То, как рассказывала себе и другим их общую историю Цветаева, выделяло в ней как главное неизбежность, обреченность друг на друга. Судьбы двух детей, встретившихся на коктебельском пляже (рассказчица склонна была видеть их еще младшими, чем они были на самом деле – семнадцатилетний и восемнадцатилетняя) складывались воедино, как половинки пазла: одиночество, раннее сиротство, день рождения, который они праздновали в один день. В ряду цветаевских романов (по ходу времени все более односторонних и, что называется, виртуальных) трудно не заметить подстежки деятельной жалости, материнской (от старшей к младшему) заботы – того, что сама она называла наклоном: «желанный – жаленный – болезный!» Вышла из этой логики она, кажется, лишь однажды – в эпистолярном диалоге с Борисом Пастернаком, где речь с самого начала шла о равенстве: равносущности сил.
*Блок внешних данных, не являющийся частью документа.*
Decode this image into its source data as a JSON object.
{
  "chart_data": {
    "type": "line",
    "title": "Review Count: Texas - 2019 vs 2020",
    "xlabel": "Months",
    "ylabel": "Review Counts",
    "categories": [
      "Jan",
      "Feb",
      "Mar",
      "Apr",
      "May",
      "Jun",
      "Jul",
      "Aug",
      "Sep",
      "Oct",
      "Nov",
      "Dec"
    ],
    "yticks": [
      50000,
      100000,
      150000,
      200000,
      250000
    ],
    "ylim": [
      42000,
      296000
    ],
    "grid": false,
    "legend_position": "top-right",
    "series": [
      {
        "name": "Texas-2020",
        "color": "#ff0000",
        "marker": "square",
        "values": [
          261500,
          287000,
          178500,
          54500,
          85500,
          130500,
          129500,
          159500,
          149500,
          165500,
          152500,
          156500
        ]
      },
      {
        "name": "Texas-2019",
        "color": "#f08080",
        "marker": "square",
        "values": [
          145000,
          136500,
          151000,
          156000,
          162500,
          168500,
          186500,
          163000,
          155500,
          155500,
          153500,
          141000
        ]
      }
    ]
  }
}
Но обаяние женского старшинства, заставлявшее ее выбирать людей и отношения, которые можно было бы стилизовать в этом ключе, называя ровесника-Родзевича мальчиком, а более молодых (Бахраха – Гронского – Штейгера) – сыночком (или «мое дитя»), было для нее необоримым; сама она понимала это, как всегда, яснее и язвительнее всех – и подвела итог в 1936 году, эпиграфом к стихотворному циклу «Стихи сироте»:
Шел по улице малютка,Посинел и весь дрожал.Шла по улице старушка,Пожалела сироту.Гимназист Сергей Эфрон был в этом ряду первым, если не определяющим, и его жизнь (юность, туберкулез, недавнее двойное самоубийство матери и младшего брата) делала его в глазах Цветаевой задачей: долгом, взывающим об исполнении.
Но в 1912-м двоящаяся тема предназначенности-обреченности, связанная в цветаевском наследии с именем Эфрона, предъявлена только лицевой, радужной стороной.
Их триумфальная молодая совместность открывает для Цветаевой новый смысловой регистр («я еще думала, что глупо быть счастливой, даже неприлично! Глупо и неприлично т<ак> думать – вот мое сегодня», – пишет она Волошину). Наступает время торжества: превосходных степеней, преувеличенного («то есть – во весь рост», как напишет она в «Поэме Конца») любования собой и окружающими. В эту пору, собственно, ее стихи становятся узнаваемо-цветаевскими, а ее голос обретает окончательную свободу – гуттаперчевую послушность умного инструмента.